Sunday Star Times | Sunday, 02 December 2007
MAI WAY: Oliver Tukino Coddington and Gabrielle Paringatai will host the end of Mai Time.
Maori youth show Mai Time comes to an end, its first and last presenters talk to Karen Tay about its legacy.
Oliver Tukino Coddington was 12 when he first appeared on Mai Time. "The crew was filming in Raglan one day and I just jumped in front of the camera."
It was the first year Mai Time went to air as a stand-alone show and the little boy from Raglan was awe-struck at seeing his own young, brown face on TV.
So it is no surprise that, 11 years later, the 23-year-old Maori presenter chose Mai Time as the launchpad for his television career.
Coddington and fellow presenter Gabrielle Paringatai will host the last episode of the iconic TV2 Maori youth series on Saturday morning. The 12-year-old show has been canned by TVNZ to make way for a new series that is still in the works.
The series first appeared as a segment on the TV One Maori current affairs programme Marae, before going on to get its own timeslot on TV2. It won praise over the years for its emphasis on the use of te reo and its positive portrayal of Maori culture and role models all back when Maori TV was still just a twinkle in someone's eye.
The final episode, says Paringatai, will involve "glitz, glam, red carpet, highlights of the past 12 years, old presenters, new presenters, Mai Time history".
Coddington has been with the show two years and Paringatai, a former a primary school teacher, just a year. Both are sad to see the end of the show, and not just because they will lose their jobs.
"It's probably one of the few shows where you could see positive Maori stories. Maori don't always come off the best in the media, but you watch Mai Time and Maori are always on top," Coddington says.

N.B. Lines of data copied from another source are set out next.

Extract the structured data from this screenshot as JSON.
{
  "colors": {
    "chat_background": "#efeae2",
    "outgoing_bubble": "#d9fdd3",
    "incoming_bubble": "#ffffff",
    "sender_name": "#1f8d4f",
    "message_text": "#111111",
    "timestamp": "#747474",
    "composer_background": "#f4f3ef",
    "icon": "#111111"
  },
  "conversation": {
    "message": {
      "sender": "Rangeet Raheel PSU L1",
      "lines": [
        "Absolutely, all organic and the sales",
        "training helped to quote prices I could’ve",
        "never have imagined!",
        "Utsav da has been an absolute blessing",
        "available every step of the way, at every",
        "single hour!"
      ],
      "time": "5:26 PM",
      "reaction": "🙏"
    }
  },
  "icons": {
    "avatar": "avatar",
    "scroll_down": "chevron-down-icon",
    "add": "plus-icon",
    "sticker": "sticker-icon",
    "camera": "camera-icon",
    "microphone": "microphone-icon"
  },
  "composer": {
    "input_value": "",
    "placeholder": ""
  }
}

Paringatai is more philosophical: "It was a shock," he says. "But all great eras must come to an end eventually, and this time around it just happens to be Mai Time."
The show came to be known for its eerie knack of picking out local talent way before they become celebrities. Former presenter Stacey (then Daniels) Morrison who was with Mai Time for nearly eight years and is now a radio host on Flava FM is presenting a small segment on the final episode on this very topic.
"We do seem to have interviewed a lot of people just before they become really, really famous," Morrison says. "When you're not at a primetime show, you're not top of the list when you want to interview people. So you have to get creative about it and grab people before they're too cool for school.".
One of those tall poppies is former All Black Carlos Spencer "people were like, who's this guy with the funny haircut? We interview him and next minute he's humongous".
Then there were people like Brendon Pongia and Melody Robinson; both appeared on the show before they went on to the Tall Blacks and Black Ferns. There were so many athletes that after a while, the running joke became "you wanna be an All Black, come on Mai Time," Morrison quips.
She was one of the show's five original presenters, along with Teremoana Rapley, Quinton Hita, Mike Haru and Bennett Pomana. All have gone on to successful media careers and still keep in touch. Hita, who was the youngest member of the Maori Language Commission, had a brief acting stint on Shortland Street and now makes short films with his own company Kura Productions. Haru is a DJ with his own show on Base FM. Rapley is a producer and hip-hop artist and Pomana a DJ at Flava FM.
Hita admits he would still be a smalltown boy if not for Mai Time.
"It was my foray into television. In terms of my longer-term career trajectory, it was the catalyst for me to come to Auckland, which opened up the door for me."
He credits the show with helping him clarify what he wanted out of life.
"Two things stand out for me. One is the presenters. What was really great about Mai Time is everybody got along, which doesn't happen all the time. And back in the day, Mai Time offered Maori youth an opportunity to participate in national television," says Hita.
Mai Time never attracted huge numbers of viewers (its early Saturday morning slot was perhaps a deterrent), but even so, Paringatai and Coddington grew up watching it. Morrison and Haru still have people approach them about their time on the series.
Haru feels the show became a victim of its own agenda. It didn't stay relevant to today's rangatahi.
"With all the technology that's available to the youth today, the show really has to have some kind of learning curve. It's got to be something that's going to make me want to sit down and watch Mai Time. To me, it's just catering for young little kids."
He uses Maori TV as an example of what good Maori programming should be about.
"When I look at it, it's really professional and they play good programmes. I don't think they just box themselves into one style."
For Hita, Mai Time was an opportunity to work towards the bigger picture rather than a chance to watch hip-hop videos, undoubtedly why many youth tuned in. The series was the first to bring hip-hop into the mainstream during the 1990s, before it became chart music.
"We [Maori youth] were renegotiating our identity at the time. Things have changed since but Mai Time was an important vehicle. So in that sense a lot of these new shows targeted at Maori youth is Mai Time's legacy. So even though we played hip-hop music, which helped to hook in the younger Maori generation, more importantly, there were a lot of field items in there and it was always from a Maori perspective."
The final Mai Time screens on TV2, Saturday, 10.30am.